Now, Theatre Convivio brings Alice and her adventures in Wonderland to the stage in Ashland in a new adaptation by local playwright Evalyn Hansen directed by Theatre Convivio founder Richard Heller. It is filled with all the upended logic, the intricate word play and the puns and malapropisms of the original story.
“I went back to the pure story,” says Hansen. “The tale of Alice’s adventures started as a fairy tale told to three young children on a Sunday afternoon. I’ve kept that sense of spontaneity and wonder.”
“Alice in Wonderland” plays at 7:30 p.m. Thursday through Sunday, Nov. 20-23; Friday and Saturday, Nov. 28-29; and Thursday through Saturday, Dec. 4-6, at the Bellview Grange, 1050 Tolman Creek Road, Ashland. Matinees are at 2 p.m. Saturday, Nov. 22, Nov. 29 and Dec. 6, and Sunday, Nov. 30. Tickets are $15 for adults and $10 for children and can be purchased at Music Coop, 268 E. Main St., Ashland, online at www.theatreconvivio.com or at the door.
The Theatre Convivio production has a cast of 11 actors, including four children, equity actors and local players, portraying all of the story’s familiar characters, including the White Rabbit, the Mad Hatter, the March Hare, the Queen of Hearts and the Cheshire Cat.
Heller promises a “fairy-tale-style” set and fanciful costumes true to the period.
“This is very old-school stagecraft,” Heller says. “We’re using old-fashioned canvas backdrops and a turntable for scenery changes.”
Gabriel Ash designed the set. The production will also have original music created by Heller and composer Beth Martin.
“Alice’s Adventures in Wonderland” started out as a story told while Oxford mathematics professor Charles Dodgson was on a rowing outing in July 1862 with a colleague, the Rev. Robinson Duckworth, and the three young daughters of another friend. At the urging of the children, Dodgson wrote the story down, titled it “Alice’s Adventures Under Ground” and presented it to them as a hand-written manuscript with his own illustrations as a Christmas gift.
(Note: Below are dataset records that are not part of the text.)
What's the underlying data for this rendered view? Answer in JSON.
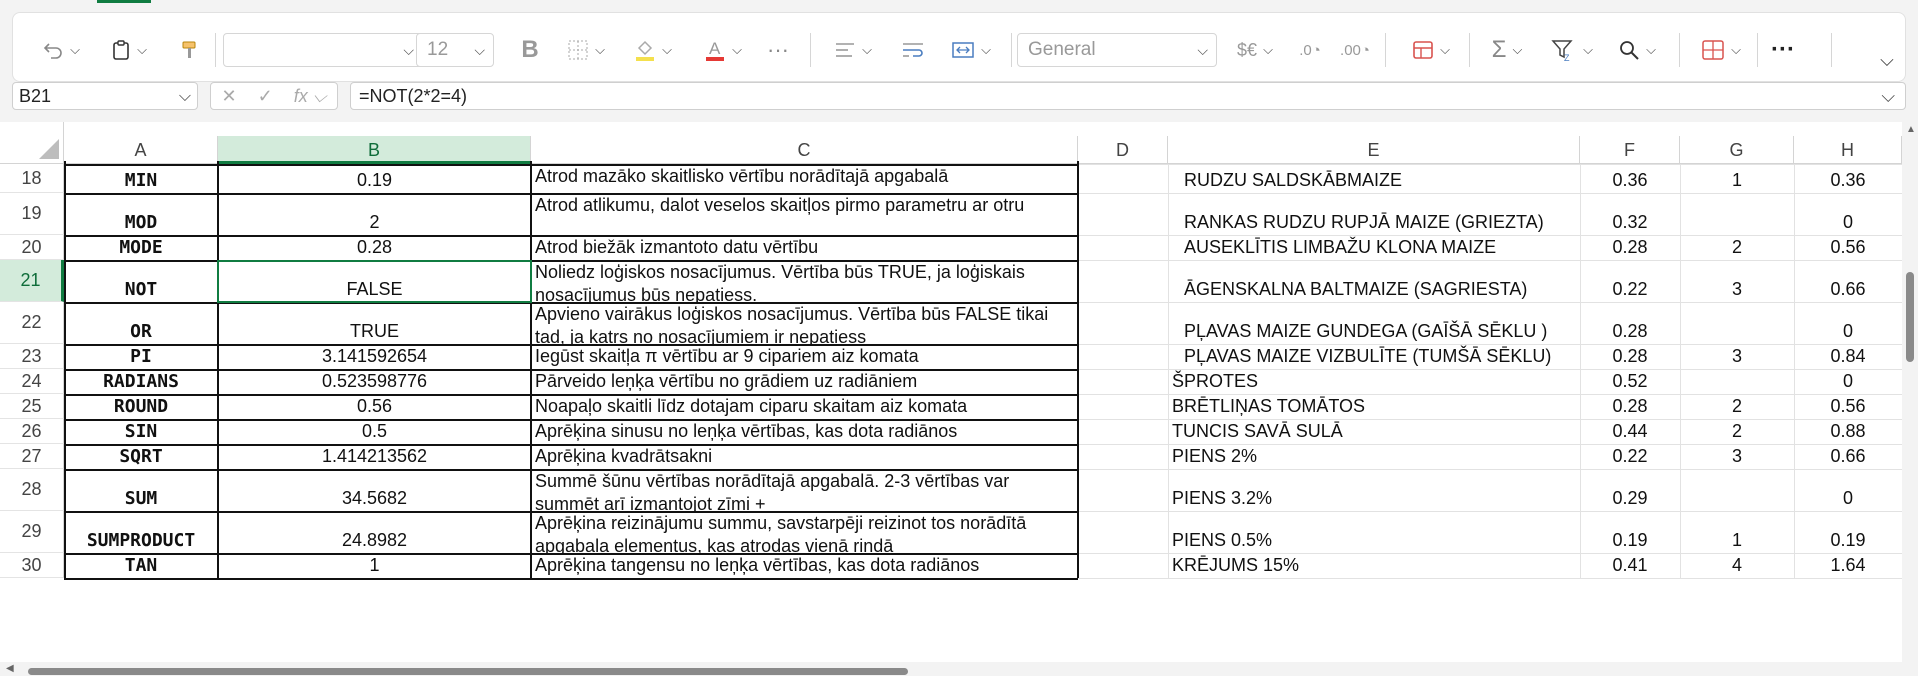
{
  "ribbon": {
    "font_size": "12",
    "number_format": "General",
    "buttons": [
      "undo",
      "paste",
      "format-painter",
      "bold",
      "borders",
      "fill-color",
      "font-color",
      "more",
      "align",
      "wrap",
      "merge",
      "currency",
      "decrease-decimal",
      "increase-decimal",
      "insert",
      "autosum",
      "sort-filter",
      "find",
      "table",
      "more"
    ]
  },
  "formula_bar": {
    "name_box": "B21",
    "formula": "=NOT(2*2=4)"
  },
  "columns": [
    "A",
    "B",
    "C",
    "D",
    "E",
    "F",
    "G",
    "H"
  ],
  "selected_column": "B",
  "selected_row": "21",
  "rows": [
    {
      "num": "18",
      "a": "MIN",
      "b": "0.19",
      "c": "Atrod mazāko skaitlisko vērtību norādītajā apgabalā",
      "e": "RUDZU SALDSKĀBMAIZE",
      "f": "0.36",
      "g": "1",
      "h": "0.36"
    },
    {
      "num": "19",
      "a": "MOD",
      "b": "2",
      "c": "Atrod atlikumu, dalot veselos skaitļos pirmo parametru ar otru",
      "e": "RANKAS RUDZU RUPJĀ MAIZE (GRIEZTA)",
      "f": "0.32",
      "g": "",
      "h": "0"
    },
    {
      "num": "20",
      "a": "MODE",
      "b": "0.28",
      "c": "Atrod biežāk izmantoto datu vērtību",
      "e": "AUSEKLĪTIS LIMBAŽU KLONA MAIZE",
      "f": "0.28",
      "g": "2",
      "h": "0.56"
    },
    {
      "num": "21",
      "a": "NOT",
      "b": "FALSE",
      "c": "Noliedz loģiskos nosacījumus. Vērtība būs TRUE, ja loģiskais nosacījumus būs nepatiess.",
      "e": "ĀGENSKALNA BALTMAIZE (SAGRIESTA)",
      "f": "0.22",
      "g": "3",
      "h": "0.66"
    },
    {
      "num": "22",
      "a": "OR",
      "b": "TRUE",
      "c": "Apvieno vairākus loģiskos nosacījumus. Vērtība būs FALSE tikai tad, ja katrs no nosacījumiem ir nepatiess",
      "e": "PĻAVAS MAIZE GUNDEGA (GAĪŠĀ SĒKLU )",
      "f": "0.28",
      "g": "",
      "h": "0"
    },
    {
      "num": "23",
      "a": "PI",
      "b": "3.141592654",
      "c": "Iegūst skaitļa  π  vērtību ar 9 cipariem aiz komata",
      "e": "PĻAVAS MAIZE VIZBULĪTE (TUMŠĀ SĒKLU)",
      "f": "0.28",
      "g": "3",
      "h": "0.84"
    },
    {
      "num": "24",
      "a": "RADIANS",
      "b": "0.523598776",
      "c": "Pārveido leņķa vērtību no grādiem uz radiāniem",
      "e": "ŠPROTES",
      "f": "0.52",
      "g": "",
      "h": "0"
    },
    {
      "num": "25",
      "a": "ROUND",
      "b": "0.56",
      "c": "Noapaļo skaitli līdz dotajam ciparu skaitam aiz komata",
      "e": "BRĒTLIŅAS TOMĀTOS",
      "f": "0.28",
      "g": "2",
      "h": "0.56"
    },
    {
      "num": "26",
      "a": "SIN",
      "b": "0.5",
      "c": "Aprēķina sinusu no leņķa vērtības, kas dota radiānos",
      "e": "TUNCIS SAVĀ SULĀ",
      "f": "0.44",
      "g": "2",
      "h": "0.88"
    },
    {
      "num": "27",
      "a": "SQRT",
      "b": "1.414213562",
      "c": "Aprēķina kvadrātsakni",
      "e": "PIENS 2%",
      "f": "0.22",
      "g": "3",
      "h": "0.66"
    },
    {
      "num": "28",
      "a": "SUM",
      "b": "34.5682",
      "c": "Summē šūnu vērtības norādītajā apgabalā. 2-3 vērtības var summēt arī izmantojot zīmi +",
      "e": "PIENS 3.2%",
      "f": "0.29",
      "g": "",
      "h": "0"
    },
    {
      "num": "29",
      "a": "SUMPRODUCT",
      "b": "24.8982",
      "c": "Aprēķina reizinājumu summu, savstarpēji reizinot tos norādītā apgabala elementus, kas atrodas vienā rindā",
      "e": "PIENS 0.5%",
      "f": "0.19",
      "g": "1",
      "h": "0.19"
    },
    {
      "num": "30",
      "a": "TAN",
      "b": "1",
      "c": "Aprēķina tangensu no leņķa vērtības, kas dota radiānos",
      "e": "KRĒJUMS 15%",
      "f": "0.41",
      "g": "4",
      "h": "1.64"
    }
  ],
  "colors": {
    "accent": "#107c41",
    "selection_fill": "#d3ebdb"
  }
}
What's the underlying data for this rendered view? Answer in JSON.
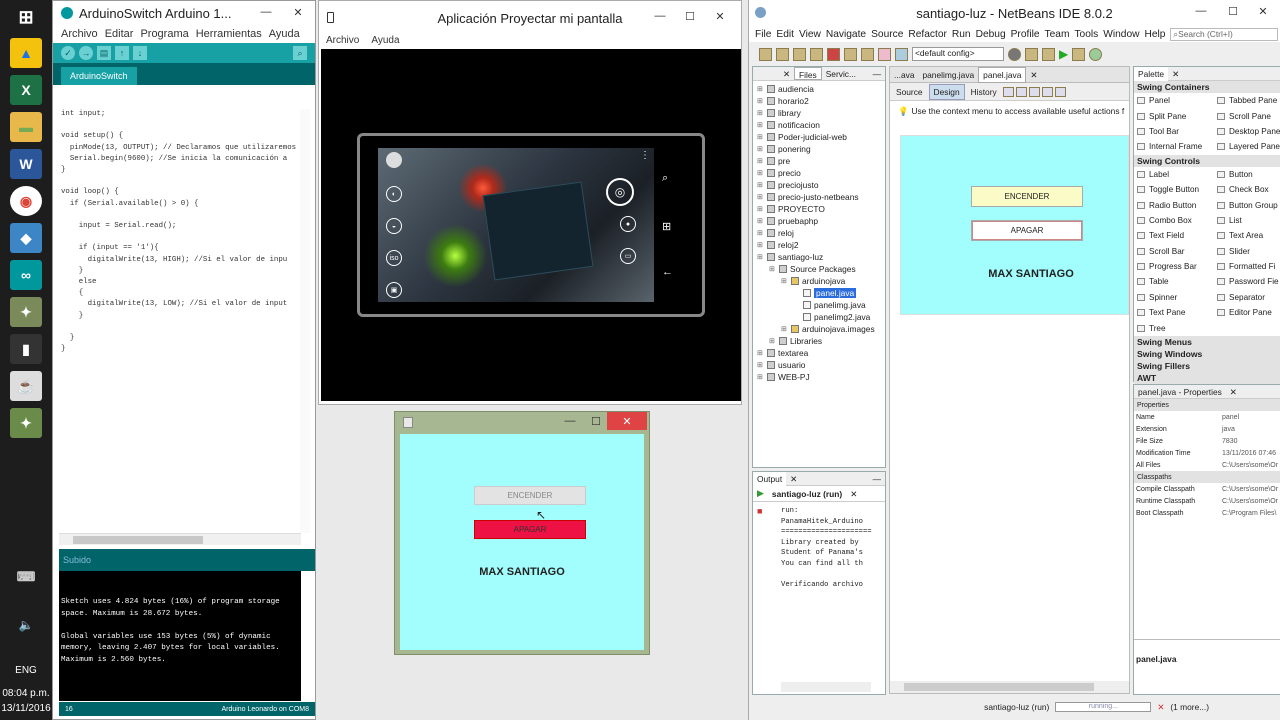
{
  "taskbar": {
    "lang": "ENG",
    "time": "08:04 p.m.",
    "date": "13/11/2016"
  },
  "arduino": {
    "title": "ArduinoSwitch Arduino 1...",
    "menu": [
      "Archivo",
      "Editar",
      "Programa",
      "Herramientas",
      "Ayuda"
    ],
    "tab": "ArduinoSwitch",
    "code_lines": [
      "int input;",
      "",
      "void setup() {",
      "  pinMode(13, OUTPUT); // Declaramos que utilizaremos",
      "  Serial.begin(9600); //Se inicia la comunicación a",
      "}",
      "",
      "void loop() {",
      "  if (Serial.available() > 0) {",
      "",
      "    input = Serial.read();",
      "",
      "    if (input == '1'){",
      "      digitalWrite(13, HIGH); //Si el valor de inpu",
      "    }",
      "    else",
      "    {",
      "      digitalWrite(13, LOW); //Si el valor de input",
      "    }",
      "",
      "  }",
      "}"
    ],
    "console_status": "Subido",
    "console_lines": [
      "Sketch uses 4.824 bytes (16%) of program storage space. Maximum is 28.672 bytes.",
      "",
      "Global variables use 153 bytes (5%) of dynamic memory, leaving 2.407 bytes for local variables. Maximum is 2.560 bytes."
    ],
    "line_no": "16",
    "board": "Arduino Leonardo on COM8"
  },
  "projector": {
    "title": "Aplicación Proyectar mi pantalla",
    "menu": [
      "Archivo",
      "Ayuda"
    ]
  },
  "java_window": {
    "button_on": "ENCENDER",
    "button_off": "APAGAR",
    "label": "MAX SANTIAGO",
    "off_color": "#ee1144",
    "bg": "#a2fdfd"
  },
  "netbeans": {
    "title": "santiago-luz - NetBeans IDE 8.0.2",
    "menu": [
      "File",
      "Edit",
      "View",
      "Navigate",
      "Source",
      "Refactor",
      "Run",
      "Debug",
      "Profile",
      "Team",
      "Tools",
      "Window",
      "Help"
    ],
    "search_placeholder": "Search (Ctrl+I)",
    "config": "<default config>",
    "left_tabs": [
      "Files",
      "Servic..."
    ],
    "tree": [
      {
        "label": "audiencia",
        "level": 0
      },
      {
        "label": "horario2",
        "level": 0
      },
      {
        "label": "library",
        "level": 0
      },
      {
        "label": "notificacion",
        "level": 0
      },
      {
        "label": "Poder-judicial-web",
        "level": 0
      },
      {
        "label": "ponering",
        "level": 0
      },
      {
        "label": "pre",
        "level": 0
      },
      {
        "label": "precio",
        "level": 0
      },
      {
        "label": "preciojusto",
        "level": 0
      },
      {
        "label": "precio-justo-netbeans",
        "level": 0
      },
      {
        "label": "PROYECTO",
        "level": 0
      },
      {
        "label": "pruebaphp",
        "level": 0
      },
      {
        "label": "reloj",
        "level": 0
      },
      {
        "label": "reloj2",
        "level": 0
      },
      {
        "label": "santiago-luz",
        "level": 0
      },
      {
        "label": "Source Packages",
        "level": 1
      },
      {
        "label": "arduinojava",
        "level": 2
      },
      {
        "label": "panel.java",
        "level": 3
      },
      {
        "label": "panelimg.java",
        "level": 3
      },
      {
        "label": "panelimg2.java",
        "level": 3
      },
      {
        "label": "arduinojava.images",
        "level": 2
      },
      {
        "label": "Libraries",
        "level": 1
      },
      {
        "label": "textarea",
        "level": 0
      },
      {
        "label": "usuario",
        "level": 0
      },
      {
        "label": "WEB-PJ",
        "level": 0
      }
    ],
    "editor_tabs": [
      "...ava",
      "panelimg.java",
      "panel.java"
    ],
    "view_tabs": [
      "Source",
      "Design",
      "History"
    ],
    "hint": "Use the context menu to access available useful actions f",
    "design": {
      "button_on": "ENCENDER",
      "button_off": "APAGAR",
      "label": "MAX SANTIAGO"
    },
    "output_tab": "Output",
    "run_tab": "santiago-luz (run)",
    "output_lines": [
      "run:",
      "PanamaHitek_Arduino",
      "=====================",
      "Library created by",
      "Student of Panama's",
      "You can find all th",
      "",
      "Verificando archivo"
    ],
    "palette_tab": "Palette",
    "palette": [
      {
        "head": "Swing Containers",
        "items": [
          "Panel",
          "Tabbed Pane",
          "Split Pane",
          "Scroll Pane",
          "Tool Bar",
          "Desktop Pane",
          "Internal Frame",
          "Layered Pane"
        ]
      },
      {
        "head": "Swing Controls",
        "items": [
          "Label",
          "Button",
          "Toggle Button",
          "Check Box",
          "Radio Button",
          "Button Group",
          "Combo Box",
          "List",
          "Text Field",
          "Text Area",
          "Scroll Bar",
          "Slider",
          "Progress Bar",
          "Formatted Fi",
          "Table",
          "Password Fie",
          "Spinner",
          "Separator",
          "Text Pane",
          "Editor Pane",
          "Tree"
        ]
      },
      {
        "head": "Swing Menus",
        "items": []
      },
      {
        "head": "Swing Windows",
        "items": []
      },
      {
        "head": "Swing Fillers",
        "items": []
      },
      {
        "head": "AWT",
        "items": []
      }
    ],
    "props_tab": "panel.java - Properties",
    "props_head": "Properties",
    "props": [
      {
        "k": "Name",
        "v": "panel"
      },
      {
        "k": "Extension",
        "v": "java"
      },
      {
        "k": "File Size",
        "v": "7830"
      },
      {
        "k": "Modification Time",
        "v": "13/11/2016 07:46"
      },
      {
        "k": "All Files",
        "v": "C:\\Users\\some\\Or"
      }
    ],
    "classpaths_head": "Classpaths",
    "classpaths": [
      {
        "k": "Compile Classpath",
        "v": "C:\\Users\\some\\Or"
      },
      {
        "k": "Runtime Classpath",
        "v": "C:\\Users\\some\\Or"
      },
      {
        "k": "Boot Classpath",
        "v": "C:\\Program Files\\"
      }
    ],
    "selected_file": "panel.java",
    "status_run": "santiago-luz (run)",
    "status_progress": "running...",
    "status_more": "(1 more...)"
  }
}
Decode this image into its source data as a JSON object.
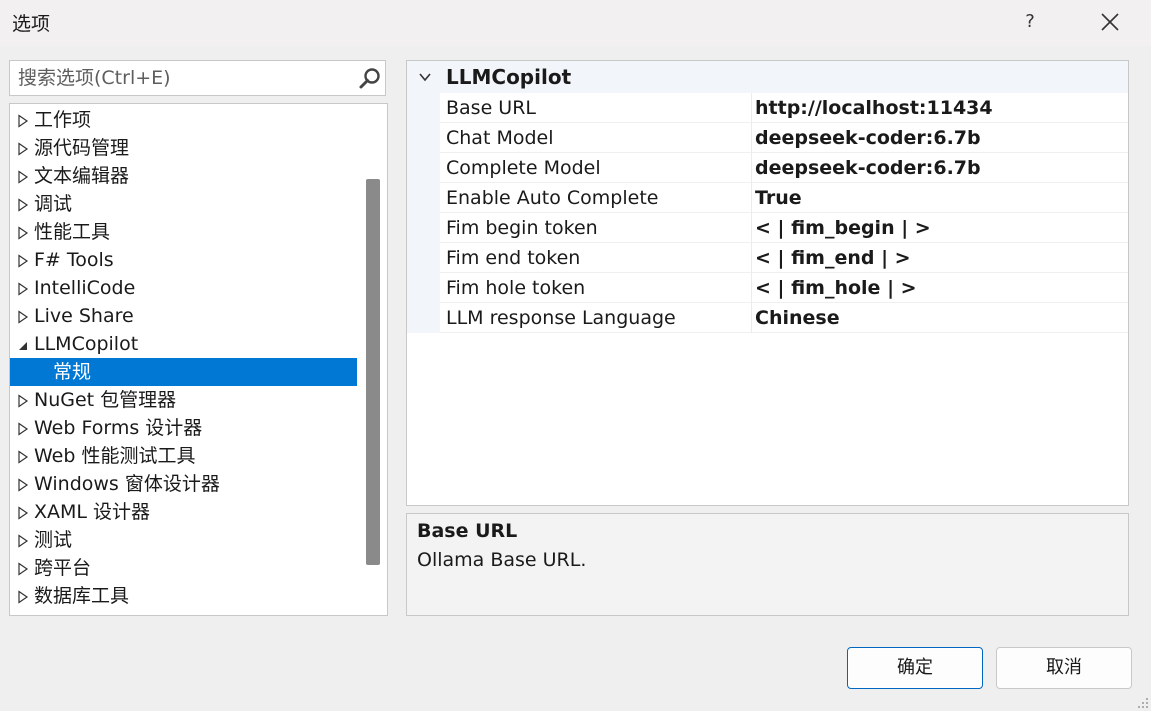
{
  "window": {
    "title": "选项",
    "help_label": "?"
  },
  "search": {
    "placeholder": "搜索选项(Ctrl+E)",
    "value": ""
  },
  "tree": {
    "items": [
      {
        "label": "工作项",
        "expanded": false
      },
      {
        "label": "源代码管理",
        "expanded": false
      },
      {
        "label": "文本编辑器",
        "expanded": false
      },
      {
        "label": "调试",
        "expanded": false
      },
      {
        "label": "性能工具",
        "expanded": false
      },
      {
        "label": "F# Tools",
        "expanded": false
      },
      {
        "label": "IntelliCode",
        "expanded": false
      },
      {
        "label": "Live Share",
        "expanded": false
      },
      {
        "label": "LLMCopilot",
        "expanded": true
      },
      {
        "label": "常规",
        "child": true,
        "selected": true
      },
      {
        "label": "NuGet 包管理器",
        "expanded": false
      },
      {
        "label": "Web Forms 设计器",
        "expanded": false
      },
      {
        "label": "Web 性能测试工具",
        "expanded": false
      },
      {
        "label": "Windows 窗体设计器",
        "expanded": false
      },
      {
        "label": "XAML 设计器",
        "expanded": false
      },
      {
        "label": "测试",
        "expanded": false
      },
      {
        "label": "跨平台",
        "expanded": false
      },
      {
        "label": "数据库工具",
        "expanded": false
      }
    ]
  },
  "properties": {
    "category": "LLMCopilot",
    "rows": [
      {
        "name": "Base URL",
        "value": "http://localhost:11434"
      },
      {
        "name": "Chat Model",
        "value": "deepseek-coder:6.7b"
      },
      {
        "name": "Complete Model",
        "value": "deepseek-coder:6.7b"
      },
      {
        "name": "Enable Auto Complete",
        "value": "True"
      },
      {
        "name": "Fim begin token",
        "value": "< | fim_begin | >"
      },
      {
        "name": "Fim end token",
        "value": "< | fim_end | >"
      },
      {
        "name": "Fim hole token",
        "value": "< | fim_hole | >"
      },
      {
        "name": "LLM response Language",
        "value": "Chinese"
      }
    ]
  },
  "description": {
    "title": "Base URL",
    "text": "Ollama Base URL."
  },
  "buttons": {
    "ok": "确定",
    "cancel": "取消"
  },
  "colors": {
    "selection": "#0078d4",
    "ok_border": "#0067c0"
  }
}
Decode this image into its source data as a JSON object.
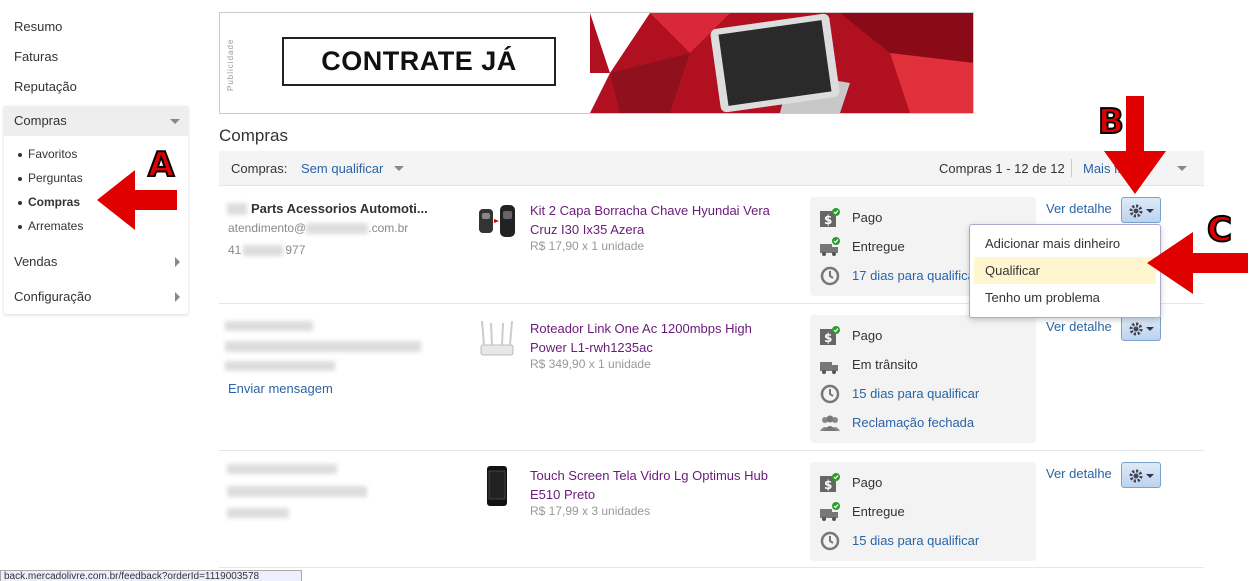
{
  "sidebar": {
    "links": [
      "Resumo",
      "Faturas",
      "Reputação"
    ],
    "group_title": "Compras",
    "sub_items": [
      "Favoritos",
      "Perguntas",
      "Compras",
      "Arremates"
    ],
    "active_sub": "Compras",
    "rows": [
      "Vendas",
      "Configuração"
    ]
  },
  "ad": {
    "side_label": "Publicidade",
    "cta": "CONTRATE JÁ"
  },
  "page_title": "Compras",
  "filter": {
    "label": "Compras:",
    "value": "Sem qualificar",
    "count": "Compras 1 - 12 de 12",
    "more": "Mais filtros"
  },
  "purchases": [
    {
      "seller_name": "Parts Acessorios Automoti...",
      "seller_email_start": "atendimento@",
      "seller_email_end": ".com.br",
      "seller_phone_start": "41",
      "seller_phone_end": "977",
      "product_title": "Kit 2 Capa Borracha Chave Hyundai Vera Cruz I30 Ix35 Azera",
      "price": "R$ 17,90 x 1 unidade",
      "statuses": [
        {
          "icon": "dollar-check-icon",
          "text": "Pago",
          "link": false
        },
        {
          "icon": "truck-check-icon",
          "text": "Entregue",
          "link": false
        },
        {
          "icon": "clock-icon",
          "text": "17 dias para qualificar",
          "link": true
        }
      ],
      "detail": "Ver detalhe"
    },
    {
      "message_link": "Enviar mensagem",
      "product_title": "Roteador Link One Ac 1200mbps High Power L1-rwh1235ac",
      "price": "R$ 349,90 x 1 unidade",
      "statuses": [
        {
          "icon": "dollar-check-icon",
          "text": "Pago",
          "link": false
        },
        {
          "icon": "truck-icon",
          "text": "Em trânsito",
          "link": false
        },
        {
          "icon": "clock-icon",
          "text": "15 dias para qualificar",
          "link": true
        },
        {
          "icon": "people-icon",
          "text": "Reclamação fechada",
          "link": true
        }
      ],
      "detail": "Ver detalhe"
    },
    {
      "product_title": "Touch Screen Tela Vidro Lg Optimus Hub E510 Preto",
      "price": "R$ 17,99 x 3 unidades",
      "statuses": [
        {
          "icon": "dollar-check-icon",
          "text": "Pago",
          "link": false
        },
        {
          "icon": "truck-check-icon",
          "text": "Entregue",
          "link": false
        },
        {
          "icon": "clock-icon",
          "text": "15 dias para qualificar",
          "link": true
        }
      ],
      "detail": "Ver detalhe"
    }
  ],
  "dropdown": {
    "items": [
      "Adicionar mais dinheiro",
      "Qualificar",
      "Tenho um problema"
    ],
    "highlighted": "Qualificar"
  },
  "annotations": {
    "a": "A",
    "b": "B",
    "c": "C",
    "color": "#e00000"
  },
  "status_url": "back.mercadolivre.com.br/feedback?orderId=1119003578"
}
The response was so enthusiastic that Dodgson — under the pseudonym Lewis Carroll — subsequently published it as “Alice’s Adventures in Wonderland,” with illustrations by John Tenniel, in 1865.
Hansen created this adaptation of “Alice in Wonderland” after she fashioned an actor’s workshop using Carroll’s characters for the English as a Second Language class she teaches at Rogue Community College.
“I got so involved with the characters that I sort of just went down the rabbit hole with the whole story.” Hansen says.
She brought her adaptation to Heller, who was also fascinated by the “Alice in Wonderland” story. He says it was just the kind of material he wanted for Theatre Convivio and for the Bellview Grange, its host stage.
Hansen is a regular contributor to the Ashland Daily Tidings and active in the local theater scene, having directed for Ashland Contemporary Theatre. Heller has 30 years of experience as an actor, writer and director in community theater, including Rogue Music Theatre, Oregon Stage Works and Camelot Theatre.